In October 2015, the Supervisory Board of Directors approved to reduce the convertible price of the unpaid interest from $1.50 per share to $0.75 per share. In addition, the loan period was extended until January 1, 2018. The terms of the arrangement can be automatically extended for four additional six months periods at the option of the holder. The Company determined that the new arrangement did not represent a substantive modification and therefore it was not necessary to evaluate whether the conversion feature qualifies as a free-standing derivative instrument or contained any intrinsic value which would be considered beneficial.

In September 2016, the Supervisory Board of Directors approved an increase in the interest rates of the loan from the entity related to the main shareholder, by one percent, retroactively for the whole period of the loan. The Company determined that the new arrangement did not represent a substantive modification and therefore it was not necessary to evaluate whether the conversion feature qualifies as a freestanding derivative instrument or contained any intrinsic value, which would be considered beneficial.

In December 2017, the loan period was extended until January 1, 2019. The terms of the arrangement can be automatically extended for four additional six months periods at the option of the holder.

In October 2018, the loan period was extended until June 30, 2020. The terms of the arrangement can be automatically extended for four additional six months periods at the option of the holder.

In January 2019, the entity related to the main shareholder converted $2,889 accrued interest into 3,852,364 shares at a price of $0.75 per share.

In May 2019 the Company granted this entity, the option to convert up to $2,000 of the loan into the Company’s shares at a price of $0.40 per share, and all other conversion rights for the balance of the debt except $2,611, which is convertible at a price of $0.75 per share, would eliminate. In December 2019, this entity converted the $2,611 accrued interest into 3,480,968 shares at a price of $0.75 per share.
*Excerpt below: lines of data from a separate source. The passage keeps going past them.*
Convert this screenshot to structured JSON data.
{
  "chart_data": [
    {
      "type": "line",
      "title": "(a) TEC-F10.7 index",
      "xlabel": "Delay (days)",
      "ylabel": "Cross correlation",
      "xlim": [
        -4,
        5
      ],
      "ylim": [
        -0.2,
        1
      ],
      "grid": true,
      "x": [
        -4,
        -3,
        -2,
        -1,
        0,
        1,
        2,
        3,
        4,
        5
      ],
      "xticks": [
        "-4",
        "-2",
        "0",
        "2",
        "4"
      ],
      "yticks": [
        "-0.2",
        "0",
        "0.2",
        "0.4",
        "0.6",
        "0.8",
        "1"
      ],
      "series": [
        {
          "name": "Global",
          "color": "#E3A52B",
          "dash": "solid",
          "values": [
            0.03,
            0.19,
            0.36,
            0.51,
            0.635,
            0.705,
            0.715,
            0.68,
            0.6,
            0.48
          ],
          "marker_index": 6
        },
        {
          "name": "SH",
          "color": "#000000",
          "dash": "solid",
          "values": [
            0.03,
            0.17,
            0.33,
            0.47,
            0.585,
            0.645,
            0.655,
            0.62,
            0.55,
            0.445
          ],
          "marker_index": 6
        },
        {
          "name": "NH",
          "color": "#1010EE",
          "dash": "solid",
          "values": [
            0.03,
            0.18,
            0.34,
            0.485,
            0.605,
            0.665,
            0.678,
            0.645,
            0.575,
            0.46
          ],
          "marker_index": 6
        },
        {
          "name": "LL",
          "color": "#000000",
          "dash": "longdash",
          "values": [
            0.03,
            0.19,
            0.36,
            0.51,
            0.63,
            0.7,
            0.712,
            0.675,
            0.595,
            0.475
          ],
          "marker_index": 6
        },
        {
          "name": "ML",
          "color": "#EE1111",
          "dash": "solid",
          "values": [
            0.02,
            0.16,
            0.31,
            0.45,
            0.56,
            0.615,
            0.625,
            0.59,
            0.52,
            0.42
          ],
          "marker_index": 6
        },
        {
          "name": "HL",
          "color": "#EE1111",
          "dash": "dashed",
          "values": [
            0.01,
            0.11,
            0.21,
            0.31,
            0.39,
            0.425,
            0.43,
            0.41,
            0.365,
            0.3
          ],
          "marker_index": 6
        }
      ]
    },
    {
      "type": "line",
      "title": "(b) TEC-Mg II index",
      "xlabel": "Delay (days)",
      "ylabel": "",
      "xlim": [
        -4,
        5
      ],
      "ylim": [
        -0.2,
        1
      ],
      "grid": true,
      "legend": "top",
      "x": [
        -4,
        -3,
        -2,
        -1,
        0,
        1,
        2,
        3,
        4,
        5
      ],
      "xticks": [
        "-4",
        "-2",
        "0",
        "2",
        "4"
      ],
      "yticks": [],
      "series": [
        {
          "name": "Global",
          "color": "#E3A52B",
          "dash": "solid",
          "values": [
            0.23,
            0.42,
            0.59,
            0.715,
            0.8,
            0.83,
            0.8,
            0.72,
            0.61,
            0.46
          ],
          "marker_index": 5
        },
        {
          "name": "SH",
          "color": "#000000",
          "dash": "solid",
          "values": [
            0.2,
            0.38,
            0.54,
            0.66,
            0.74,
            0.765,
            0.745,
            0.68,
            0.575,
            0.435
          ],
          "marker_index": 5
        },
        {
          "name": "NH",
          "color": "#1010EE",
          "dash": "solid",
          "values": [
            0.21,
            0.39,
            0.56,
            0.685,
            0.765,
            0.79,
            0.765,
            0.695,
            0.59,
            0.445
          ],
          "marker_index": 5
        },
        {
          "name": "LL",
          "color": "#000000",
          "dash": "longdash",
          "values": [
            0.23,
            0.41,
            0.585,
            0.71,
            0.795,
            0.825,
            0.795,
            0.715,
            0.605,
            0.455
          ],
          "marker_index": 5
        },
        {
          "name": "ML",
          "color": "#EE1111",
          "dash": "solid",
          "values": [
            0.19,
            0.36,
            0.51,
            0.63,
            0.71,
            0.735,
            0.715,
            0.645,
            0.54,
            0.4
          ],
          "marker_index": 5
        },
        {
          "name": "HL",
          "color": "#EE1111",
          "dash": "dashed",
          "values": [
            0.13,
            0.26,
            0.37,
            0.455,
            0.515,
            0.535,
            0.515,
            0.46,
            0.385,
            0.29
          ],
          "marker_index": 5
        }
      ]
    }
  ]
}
In June 2019 the Board of Directors approved a one-time compensation of $8,139 to this entity for exchange rate and related losses suffered in connection with its convertible notes to the Company during the years. Compensation was approved subject to closing of investment transaction in the Company’s subsidiary, ABC Technologies B.V., which happened in July 2019 (see note 13). As a result, the Company recorded $8,139 in connection with this payment which is included in other expenses in the consolidated statement of operation and comprehensive income (loss)

In July 2019, the Company repaid $30,000 of the convertible notes.

The Company’s weighted average interest during the years ended December 31, 2019, 2018 and 2017 is 8.30%, 7.70% and 7.27%, respectively.

As of December 31, 2019 and 2018, convertible notes payable to this related party consist of $0 and $22,097 respectively, in principal and $2,000 and $8,835, respectively, in accrued interest.

Note Payable to Related Party

As of December 31, 2019 and 2018, notes payable to this related party consist of $1,033 and $0, respectively, in principal and $505 and $0, respectively in accrued interest. The principal was repaid in February 2020.

Total interest expense related to these notes is $1,218, $2,687 and $2,706 for the years ended December 31, 2019, 2018 and 2017, respectively.
 
In June 2020, the Company amended the agreement with the entity related to the main shareholder to extend the period of the notes until June 30, 2021. The maximum amount of the notes will be $3,500, excluding interest.